I’ve also learned to listen to my readers. When they say “you are a bigot/against religious freedom/prejudiced towards specific groups,” what they mean is “you’ve made fun of my group and I’m going to ignore the fact that after 80 columns, you’ve made fun of basically everyone. I’m going to ignore it because I lack a sense of humor.”
Dynamicisim. For the youngsters in the crowd, I want to offer you some advice. While you could invite your family to graduation to thank them for all of the money they spent on your education, why not start paying them back now by selling their tickets? At Stanford, I’ve learned a great deal about supply and demand. Tickets are in high demand these days, and how are the cops going to tell one kid in a black clad robe from another? How are they going to know which one is scalping tickets? Here’s a hint: It’ll be the one laughing his way to a successful business future.
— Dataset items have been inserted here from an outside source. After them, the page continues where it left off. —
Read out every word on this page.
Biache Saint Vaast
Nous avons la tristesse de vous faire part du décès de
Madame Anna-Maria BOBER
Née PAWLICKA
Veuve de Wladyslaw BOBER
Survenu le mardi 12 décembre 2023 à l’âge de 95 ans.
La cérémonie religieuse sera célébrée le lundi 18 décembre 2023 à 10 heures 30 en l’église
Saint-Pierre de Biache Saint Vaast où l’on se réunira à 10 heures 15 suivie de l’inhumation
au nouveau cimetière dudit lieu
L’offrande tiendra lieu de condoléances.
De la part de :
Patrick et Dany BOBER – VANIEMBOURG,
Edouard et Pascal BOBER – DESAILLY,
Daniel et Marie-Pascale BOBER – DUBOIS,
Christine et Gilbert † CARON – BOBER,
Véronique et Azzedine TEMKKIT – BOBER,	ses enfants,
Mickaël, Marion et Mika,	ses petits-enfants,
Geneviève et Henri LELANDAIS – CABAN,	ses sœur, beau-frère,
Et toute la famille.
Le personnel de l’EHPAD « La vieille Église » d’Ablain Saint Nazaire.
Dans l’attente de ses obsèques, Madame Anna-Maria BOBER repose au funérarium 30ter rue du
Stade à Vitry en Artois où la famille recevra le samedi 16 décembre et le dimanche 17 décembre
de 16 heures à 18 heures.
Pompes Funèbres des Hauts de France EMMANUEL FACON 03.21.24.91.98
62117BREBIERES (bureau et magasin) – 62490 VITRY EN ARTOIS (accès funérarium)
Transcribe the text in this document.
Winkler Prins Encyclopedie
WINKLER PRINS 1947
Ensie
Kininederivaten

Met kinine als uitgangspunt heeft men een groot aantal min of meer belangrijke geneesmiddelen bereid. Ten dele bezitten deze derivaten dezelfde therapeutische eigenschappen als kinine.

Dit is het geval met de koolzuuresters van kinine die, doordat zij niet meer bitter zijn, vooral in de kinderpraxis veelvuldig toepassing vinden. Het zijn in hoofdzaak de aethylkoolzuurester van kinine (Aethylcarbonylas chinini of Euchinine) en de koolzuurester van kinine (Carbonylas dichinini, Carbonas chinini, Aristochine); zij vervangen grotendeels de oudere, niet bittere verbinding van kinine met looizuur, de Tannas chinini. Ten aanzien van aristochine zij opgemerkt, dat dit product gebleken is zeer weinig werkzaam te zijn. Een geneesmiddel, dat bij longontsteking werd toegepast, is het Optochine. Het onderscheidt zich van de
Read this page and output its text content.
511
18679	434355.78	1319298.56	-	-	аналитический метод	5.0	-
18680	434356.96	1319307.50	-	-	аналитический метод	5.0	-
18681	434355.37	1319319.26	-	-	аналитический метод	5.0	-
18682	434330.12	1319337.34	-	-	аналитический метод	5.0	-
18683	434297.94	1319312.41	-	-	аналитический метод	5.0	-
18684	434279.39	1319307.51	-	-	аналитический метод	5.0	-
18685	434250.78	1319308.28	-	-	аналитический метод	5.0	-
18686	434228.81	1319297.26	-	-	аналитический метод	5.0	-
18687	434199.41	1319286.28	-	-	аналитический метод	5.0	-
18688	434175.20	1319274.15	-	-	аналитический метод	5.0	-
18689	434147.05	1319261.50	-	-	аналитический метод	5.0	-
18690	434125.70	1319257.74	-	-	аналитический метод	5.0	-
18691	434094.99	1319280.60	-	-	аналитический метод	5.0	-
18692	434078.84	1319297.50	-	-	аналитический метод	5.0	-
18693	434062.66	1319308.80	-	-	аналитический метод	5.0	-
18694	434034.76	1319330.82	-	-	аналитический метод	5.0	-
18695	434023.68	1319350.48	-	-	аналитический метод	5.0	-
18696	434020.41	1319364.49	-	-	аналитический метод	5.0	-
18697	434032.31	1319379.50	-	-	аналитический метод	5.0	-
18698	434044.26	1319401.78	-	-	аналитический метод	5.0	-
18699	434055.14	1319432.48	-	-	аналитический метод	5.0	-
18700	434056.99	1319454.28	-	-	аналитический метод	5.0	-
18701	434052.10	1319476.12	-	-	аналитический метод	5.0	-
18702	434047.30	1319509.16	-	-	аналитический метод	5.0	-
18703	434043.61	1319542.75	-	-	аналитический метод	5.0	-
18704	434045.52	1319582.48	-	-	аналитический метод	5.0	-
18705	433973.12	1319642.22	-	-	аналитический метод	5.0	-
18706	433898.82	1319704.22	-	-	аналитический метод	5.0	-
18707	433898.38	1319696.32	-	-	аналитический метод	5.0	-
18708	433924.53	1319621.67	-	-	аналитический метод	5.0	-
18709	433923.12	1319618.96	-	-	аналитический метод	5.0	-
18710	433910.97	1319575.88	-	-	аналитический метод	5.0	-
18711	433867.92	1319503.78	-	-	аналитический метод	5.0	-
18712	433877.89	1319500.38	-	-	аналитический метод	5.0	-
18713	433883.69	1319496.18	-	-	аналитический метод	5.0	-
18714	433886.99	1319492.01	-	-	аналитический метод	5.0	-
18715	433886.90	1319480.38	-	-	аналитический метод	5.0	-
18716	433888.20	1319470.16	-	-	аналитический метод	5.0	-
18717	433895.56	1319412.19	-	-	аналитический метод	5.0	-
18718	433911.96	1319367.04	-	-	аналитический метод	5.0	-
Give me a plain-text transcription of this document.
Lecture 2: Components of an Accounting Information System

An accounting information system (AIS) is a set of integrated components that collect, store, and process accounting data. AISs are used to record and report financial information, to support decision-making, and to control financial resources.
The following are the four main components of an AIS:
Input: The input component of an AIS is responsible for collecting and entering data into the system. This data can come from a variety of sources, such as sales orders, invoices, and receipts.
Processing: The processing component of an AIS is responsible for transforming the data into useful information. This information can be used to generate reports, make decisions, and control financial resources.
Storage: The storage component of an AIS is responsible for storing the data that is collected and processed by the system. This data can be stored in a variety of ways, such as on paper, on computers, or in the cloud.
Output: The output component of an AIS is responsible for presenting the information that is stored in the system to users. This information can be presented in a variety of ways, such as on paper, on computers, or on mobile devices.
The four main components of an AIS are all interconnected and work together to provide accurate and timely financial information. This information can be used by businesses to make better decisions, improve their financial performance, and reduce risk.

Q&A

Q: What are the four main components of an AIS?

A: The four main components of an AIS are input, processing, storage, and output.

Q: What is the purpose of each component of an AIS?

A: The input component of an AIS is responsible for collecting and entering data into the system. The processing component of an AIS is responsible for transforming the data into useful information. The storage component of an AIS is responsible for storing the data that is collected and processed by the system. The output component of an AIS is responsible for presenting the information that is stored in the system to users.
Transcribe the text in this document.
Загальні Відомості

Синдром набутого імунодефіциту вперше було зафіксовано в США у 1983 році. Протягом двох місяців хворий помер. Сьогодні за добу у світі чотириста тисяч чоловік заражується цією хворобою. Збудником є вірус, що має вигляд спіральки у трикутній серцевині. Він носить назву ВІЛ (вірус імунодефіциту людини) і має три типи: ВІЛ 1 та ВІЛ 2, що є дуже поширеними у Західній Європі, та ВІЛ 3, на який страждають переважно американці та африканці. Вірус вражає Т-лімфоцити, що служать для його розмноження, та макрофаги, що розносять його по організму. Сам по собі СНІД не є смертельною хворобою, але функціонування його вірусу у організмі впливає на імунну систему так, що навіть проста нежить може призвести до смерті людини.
Discovery. At Stanford, I’ve learned to expand my mind. I mean, I don’t do drugs. But every time I go to Columbae or EBF I always have great conversations with people. Like just last week, we spent three hours discussing whether French astronauts would be called Hugonauts. Every time I go, they put on that magic fog machine, burn some good incense and play some really groovy tunes. I always leave with peace of mind and for some reason, the munchies. Before you and your parents go, take the entire family to one of these events.
Resourcefulness. Sensitivity. Dynamicism. Discovery. Most of all, Stanford has afforded me important Power Point presentation skills that center on cliche words. This will serve me well in my future career in middle management. Thank you, and congratulations seniors. Your futons will help me build my future.